Companies who have their networks run through third-party servers, known as the cloud, need to buy this coverage as well, since cloud companies have exemptions in their service contracts absolving them from security liabilities.

"Even if the cloud provider is negligent for a loss, the cloud provider may have limited liability to the insured, which could still have first-party losses and third-party damage," said AON's head of cyberrisk, Kevin Kalinich.

Therefore, the need for small businesses to have cybercoverage is greater than ever. Here are four compelling reasons why:

1. Your general policy won't cover an attack. Some companies are under the impression that their existing general business insurance policies provide sufficient coverage for cyberattacks. They don't. Trying to get coverage under these traditional lines of insurance is proving increasingly difficult, if not impossible.

2. The cost of an attack can be devastating. The average cost of an attack on a small company with less than 100 employees is a whopping $3.5 million, according to Ponemon Institute's 2014 data breach study.

80stees.com's experience demonstrates how quickly expenses can add up. Not only do forensic examiners need to be hired but also lawyers, security consultants and public relations firms. Let's not forget the credit monitoring that companies need to provide affected customers. "It's hard to figure out what happened, when it happened and how many records were compromised," said Timothy Francis, an expert on cyberinsurance and vice president of portfolio management at Travelers Bond & Financial Products.

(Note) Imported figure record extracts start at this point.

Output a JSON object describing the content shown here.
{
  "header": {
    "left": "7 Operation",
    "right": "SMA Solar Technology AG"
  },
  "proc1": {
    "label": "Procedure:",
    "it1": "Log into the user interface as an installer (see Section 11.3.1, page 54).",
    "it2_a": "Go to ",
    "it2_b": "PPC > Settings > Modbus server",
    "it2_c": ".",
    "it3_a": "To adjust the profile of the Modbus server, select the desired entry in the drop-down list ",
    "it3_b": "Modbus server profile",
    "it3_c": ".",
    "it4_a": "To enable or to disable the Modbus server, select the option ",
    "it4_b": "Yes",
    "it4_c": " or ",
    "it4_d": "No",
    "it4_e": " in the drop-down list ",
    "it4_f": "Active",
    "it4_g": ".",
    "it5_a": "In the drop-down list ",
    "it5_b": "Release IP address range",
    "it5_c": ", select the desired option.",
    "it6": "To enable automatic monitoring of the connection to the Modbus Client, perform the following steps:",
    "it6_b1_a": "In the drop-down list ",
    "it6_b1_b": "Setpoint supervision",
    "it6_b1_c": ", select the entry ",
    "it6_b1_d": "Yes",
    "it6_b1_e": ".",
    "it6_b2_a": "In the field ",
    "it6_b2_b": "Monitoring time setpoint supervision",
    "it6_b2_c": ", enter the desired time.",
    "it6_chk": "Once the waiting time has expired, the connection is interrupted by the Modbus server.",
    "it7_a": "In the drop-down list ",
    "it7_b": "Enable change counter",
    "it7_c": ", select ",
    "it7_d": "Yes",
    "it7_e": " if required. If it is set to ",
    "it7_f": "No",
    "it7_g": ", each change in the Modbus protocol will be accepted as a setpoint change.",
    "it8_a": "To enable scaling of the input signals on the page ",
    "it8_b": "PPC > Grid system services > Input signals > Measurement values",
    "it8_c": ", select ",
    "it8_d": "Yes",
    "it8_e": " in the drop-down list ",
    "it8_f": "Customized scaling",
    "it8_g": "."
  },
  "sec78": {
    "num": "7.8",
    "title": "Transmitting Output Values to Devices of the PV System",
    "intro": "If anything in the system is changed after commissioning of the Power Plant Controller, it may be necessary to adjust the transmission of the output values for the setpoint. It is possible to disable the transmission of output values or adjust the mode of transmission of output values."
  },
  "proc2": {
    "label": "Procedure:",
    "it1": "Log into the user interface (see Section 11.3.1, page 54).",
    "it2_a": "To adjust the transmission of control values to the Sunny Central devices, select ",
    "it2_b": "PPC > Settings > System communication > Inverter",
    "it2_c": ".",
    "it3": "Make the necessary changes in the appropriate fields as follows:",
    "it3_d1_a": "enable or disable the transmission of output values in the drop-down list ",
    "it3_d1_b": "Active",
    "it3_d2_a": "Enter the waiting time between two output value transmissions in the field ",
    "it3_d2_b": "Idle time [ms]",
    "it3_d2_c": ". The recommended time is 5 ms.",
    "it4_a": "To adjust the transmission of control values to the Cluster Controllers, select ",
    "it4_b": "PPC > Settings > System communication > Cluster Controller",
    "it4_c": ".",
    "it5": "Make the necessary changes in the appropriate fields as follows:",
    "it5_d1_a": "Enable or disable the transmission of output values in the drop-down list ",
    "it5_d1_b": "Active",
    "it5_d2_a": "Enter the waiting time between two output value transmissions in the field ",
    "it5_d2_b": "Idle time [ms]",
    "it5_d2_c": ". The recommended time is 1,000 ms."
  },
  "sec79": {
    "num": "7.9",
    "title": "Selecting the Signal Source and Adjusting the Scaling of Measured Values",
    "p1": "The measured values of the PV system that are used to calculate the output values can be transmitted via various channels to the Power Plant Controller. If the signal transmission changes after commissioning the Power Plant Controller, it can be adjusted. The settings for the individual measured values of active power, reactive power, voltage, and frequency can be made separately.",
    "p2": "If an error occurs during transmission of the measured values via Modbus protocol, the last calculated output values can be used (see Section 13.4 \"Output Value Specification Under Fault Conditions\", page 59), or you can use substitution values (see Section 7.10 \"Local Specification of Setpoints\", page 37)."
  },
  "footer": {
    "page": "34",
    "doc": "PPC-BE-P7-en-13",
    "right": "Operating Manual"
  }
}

3. You can be ensnared in a regulatory quagmire. Data breach coaches—specially trained law firms—help companies sort through the 47 separate state laws and federal statutes that could come into play if a network is compromised. Failure to follow these laws can result in fines.

Not only do notifications have to be provided and credit monitoring set up, forensic investigators will need to be hired to determine the cause of hacking in order to prevent it from happening again. In some cases, crisis communications consultants will be retained as well.

4. Business interruption can put you out of business. A hack attack can put a company's e-commerce operations in a tailspin, since it usually causes a hardware malfunction and the freezing of credit card processing. Online merchants who have been hit with breaches can also find themselves in hot water with credit card companies and face potential penalties.

Nicholas Economidis, a professional liability underwriter at Beazley Group who specializes in cyberrisk management, points out that they will accept forensic audits only from companies they approve of, and they won't reactivate a company's account until its cybersecurity is brought up to an acceptable level. Insurance firms provide legal assistance and may hire a second forensic firm to review the work of another expert if needed.

Just the risk-management team a smaller company needs in this digital age.